If anything, it’s surprising that deep water isn’t warmer but water, unlike solid land, it can move around, allowing warm water to naturally rise and cool water to sink. This mobility keeps water temperatures below 1000 metres deep to be very consistent world-wide.

Anonymous 0 Comments

Firstly water is weird, as water freezes and turns solid it is less dense than as a liquid so floats on the liquid water, then water at 4 C is denser than water at cooler or warmer temperatures so it will sink to the bottom of a large body of water. https://youtu.be/J9PPLzUfz9E In addition the Sun isn’t the direct source for all of the heat on Earth the Earth itself is hot.

Anonymous 0 Comments

The better question is if something is covered with a lot of stuff above and below how could it get cold to begin with? For temperature to drop there needs to be a way to remove energy, it spontaneously flows from warm to cold not the other way around. So the water on the bottom of the sea can’t get colder than what is above or below it from just heat transfer to the surrounding. That is if you just have heat transfer and not a moment of any matter.

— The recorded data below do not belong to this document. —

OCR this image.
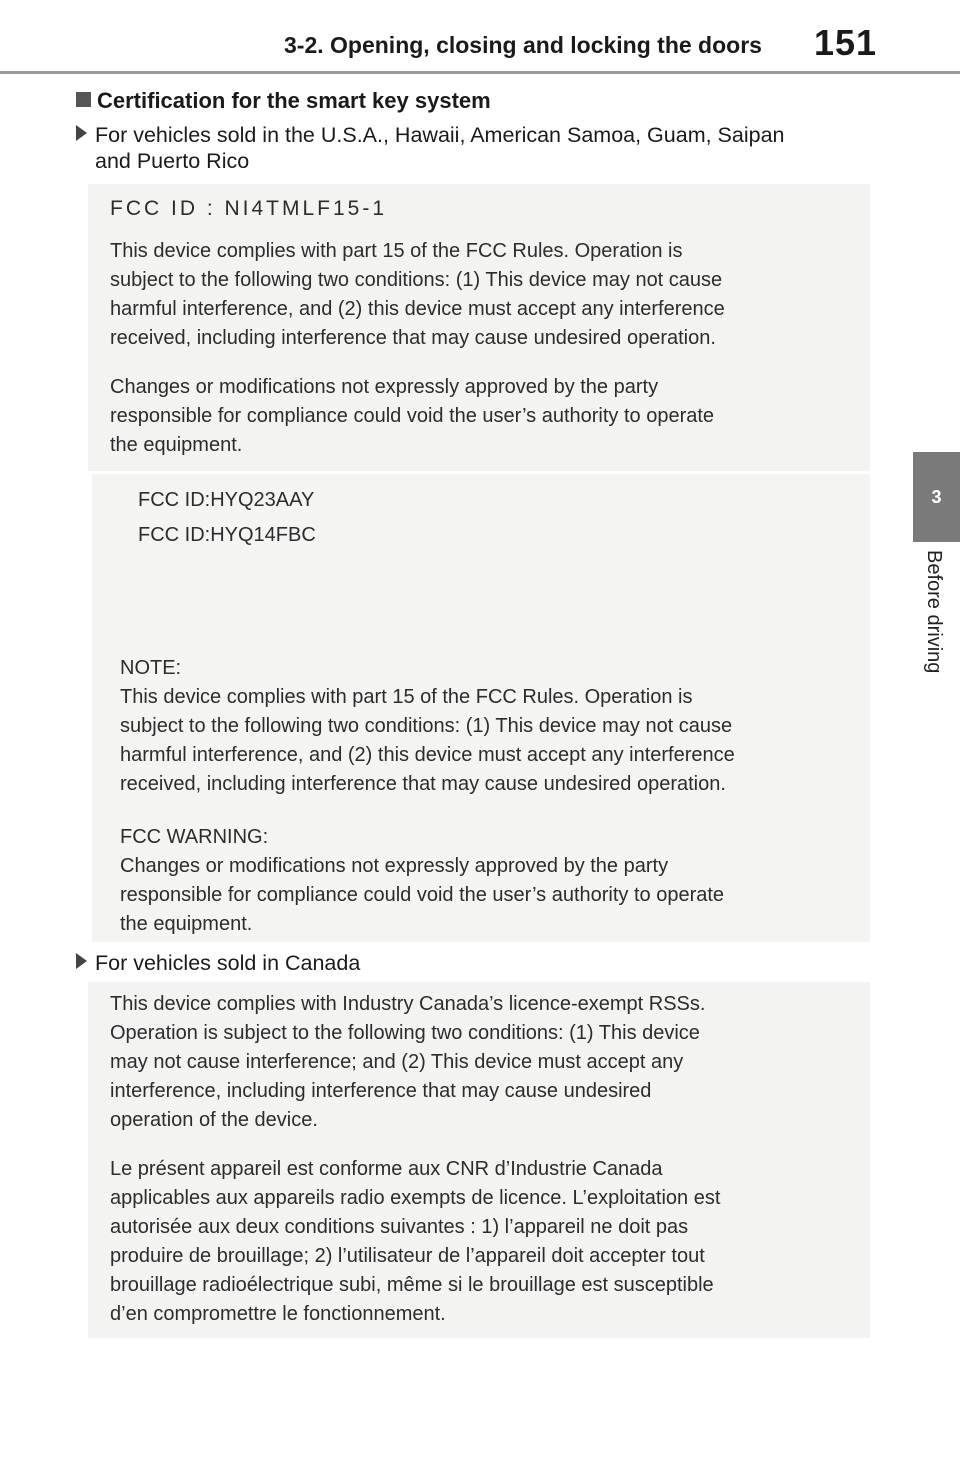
3-2. Opening, closing and locking the doors 151
3
Before driving
Certification for the smart key system
For vehicles sold in the U.S.A., Hawaii, American Samoa, Guam, Saipan
and Puerto Rico

FCC ID : NI4TMLF15-1

This device complies with part 15 of the FCC Rules. Operation is

subject to the following two conditions: (1) This device may not cause

harmful interference, and (2) this device must accept any interference

received, including interference that may cause undesired operation.

Changes or modifications not expressly approved by the party

responsible for compliance could void the user’s authority to operate

the equipment.

FCC ID:HYQ23AAY

FCC ID:HYQ14FBC

NOTE:

This device complies with part 15 of the FCC Rules. Operation is

subject to the following two conditions: (1) This device may not cause

harmful interference, and (2) this device must accept any interference

received, including interference that may cause undesired operation.

FCC WARNING:

Changes or modifications not expressly approved by the party

responsible for compliance could void the user’s authority to operate

the equipment.

For vehicles sold in Canada

This device complies with Industry Canada’s licence-exempt RSSs.

Operation is subject to the following two conditions: (1) This device

may not cause interference; and (2) This device must accept any

interference, including interference that may cause undesired

operation of the device.

Le présent appareil est conforme aux CNR d’Industrie Canada

applicables aux appareils radio exempts de licence. L’exploitation est

autorisée aux deux conditions suivantes : 1) l’appareil ne doit pas

produire de brouillage; 2) l’utilisateur de l’appareil doit accepter tout

brouillage radioélectrique subi, même si le brouillage est susceptible

d’en compromettre le fonctionnement.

The surface gets cold because it can radiate heat into space, and the incoming radiation from a dark part of space has a black body temperature of 2.7 kelvin.

Earth’s core is very hot, warmer than the surface of the sun, and heat is transported out all the time. You have a temperature drop from the surface to the area just below it but then if you go down there is a temperature increase that is 25–30 °C/km away from tectonic plate boundaries.

The real question is why it is so cold down not why it is not colder. The same distance below down into the solid part of the earth is a lot warmer. At the same dept on land, you have a temperature around 100C

The explanation is water flows around and is the densest at around 4°C. Ice is also less dense than liquid water. so if you for some reason get water that starts to freeze it will not happen at the bottom and the rise will rise to the surface. Pounds on the ground do not freeze from the bottom but from the surface. The temperature at water freezes depends on salinity, for typical sea water it is -1.8°C so you can have water colder than 0°C and is still liquid, This is why we use salt on roads to keep ice away.

So the reason it is cold deep in the sea is not that there is no sun or volcanic activity there, it is because water gets cooled down on the surface and can then drop because density increases and there iw warm surface currents. Water that gets below the freezing point can sink, it is ice that is less dense and floats. So only water above freezing temperature can move down into the deep part of the ocean.

Anonymous 0 Comments

Lots of wrong answers here. The short answer: things only change their temperature if they are heated or cooled. The deep ocean has nothing to heat it up and nothing to cool it down, so it stays at the same temperature.

Longer answer: the earth’s oceans are slowly overturning. Cold water near the poles is denser than than warm water, so it sinks and spreads out along the bottom. Water near the surface in the rest of the world is warmed and rises. This creates an overturning circulation, a “conveyor belt” in which water cools at the poles, sinks, flows toward the tropics, rises, and returns to the poles.

Thus, the water you find at the sea floor has kept the same cold temperature it had when it was last in contact with the atmosphere, in the Antarctic or Arctic, thousands of years ago.

The bottom water is heated by geothermal heat from the sea floor, but only a little bit.

Other responders have mentioned that water has a maximum density at a temperature of 4 C. This is true for freshwater, but seawater does not behave this way. Seawater just get denser until it freezes.